KOMİSYON KONUŞMASI

ZEYNEL EMRE (İstanbul) - Teşekkür ediyorum Sayın Başkan.

Değerli arkadaşlar, şimdi, teklif metninin 5187 sayılı Kanun'un "Tanımlar" başlıklı 2'nci maddesine yeni bentler ekleyen 2'nci maddesi, basın kartını düzenleyecek merci olarak kanun teklifine dâhil edilen Cumhurbaşkanlığı İletişim Başkanı ve Başkanlığını, anılan 2'nci maddeye (o) ve (ö) bentleri olarak ilave etmektedir. Basın özgürlüğünün kullanımı açısından büyük önem taşıyan basın kartının 2017 Anayasa değişiklikleri sonrasında tarafsızlığını yitiren ve bugün bir siyasi parti Genel Başkanı olan Cumhurbaşkanına bağlı bir idari merci tarafından verilmesi, basın özgürlüğüne -Anayasa'nın 28'inci maddesine- ve düşünceyi açıklama ve yayma özgürlüğüne -26'ncı madde- açıkça aykırıdır.

Basın Kanunu'nda Cumhurbaşkanlığı İletişim Başkanlığına ve Başkanına bu özgürlüğün kullanımını etkileyen herhangi bir yetki vermemek gerekir. Anayasa'nın 28'nci maddesinde -ki biz bunu, geneli hakkında değerlendirme yaparken de özellikle Anayasa'ya aykırılığı değerlendirirken detaylıca izah etmiştik- "Basın hürdür, sansür edilemez. Devlet, basın ve haber alma hürriyetlerini sağlayacak tedbirleri alır." yazar.

Yine, Anayasa Mahkemesinin ifade ettiği üzere de demokratik bir sistemde, devletin eylem ve işlemlerinin adli ve idari yetkililerin olduğu kadar, basının ve aynı zamanda kamuoyunun da denetimi altında bulunması gerekmektedir. Yazılı, işitsel veya görsel basın, kamu gücünü kullanan organların siyasi kararlarını, eylemlerini ve ihmallerini sıkı bir denetime tabi tutarak ve vatandaşların karar alma süreçlerine katılımını kolaylaştırarak demokrasinin sağlıklı bir şekilde işlemesini ve bireylerin kendilerini gerçekleştirmelerini güvence altına almaktadır. Bu açıklamaya benzer nitelikte Avrupa İnsan Hakları Mahkemesinin birçok kararı da vardır.

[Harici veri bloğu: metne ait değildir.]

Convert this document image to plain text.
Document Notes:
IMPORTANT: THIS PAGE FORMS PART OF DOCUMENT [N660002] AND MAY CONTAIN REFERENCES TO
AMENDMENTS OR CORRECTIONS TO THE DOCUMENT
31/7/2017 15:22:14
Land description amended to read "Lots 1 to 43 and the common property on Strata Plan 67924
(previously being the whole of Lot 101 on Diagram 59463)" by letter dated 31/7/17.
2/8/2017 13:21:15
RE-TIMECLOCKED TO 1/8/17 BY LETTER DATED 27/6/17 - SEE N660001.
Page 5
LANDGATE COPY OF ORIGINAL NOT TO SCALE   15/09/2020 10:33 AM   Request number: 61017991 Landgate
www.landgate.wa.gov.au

Yine, Avrupa İnsan Hakları Mahkemesi, birçok sefer, demokratik bir toplumda basının oynadığı temel rolün altını çizmiştir. Her ne kadar özellikle de başkalarının şöhret ve haklarının korunmasıyla ilgili olarak bazı sınırları aşmaması gerekse de basının, görev ve sorumluluklarının bilincinde olarak kamu yararını ilgilendiren her konuyu iletme görevi vardır. Onun böyle konularda bilgi ve fikir yaymadan ibaret olan görevine, kamunun bu fikir ve bilgileri alma hakkı eklenir. AİHM'e göre bu görevi olmasaydı, basın, vazgeçilmez -tırnak içinde- "bekçi köpeği" rolünü oynayamazdı. Yine, bazı kararlarında bu ifade yer almıştır.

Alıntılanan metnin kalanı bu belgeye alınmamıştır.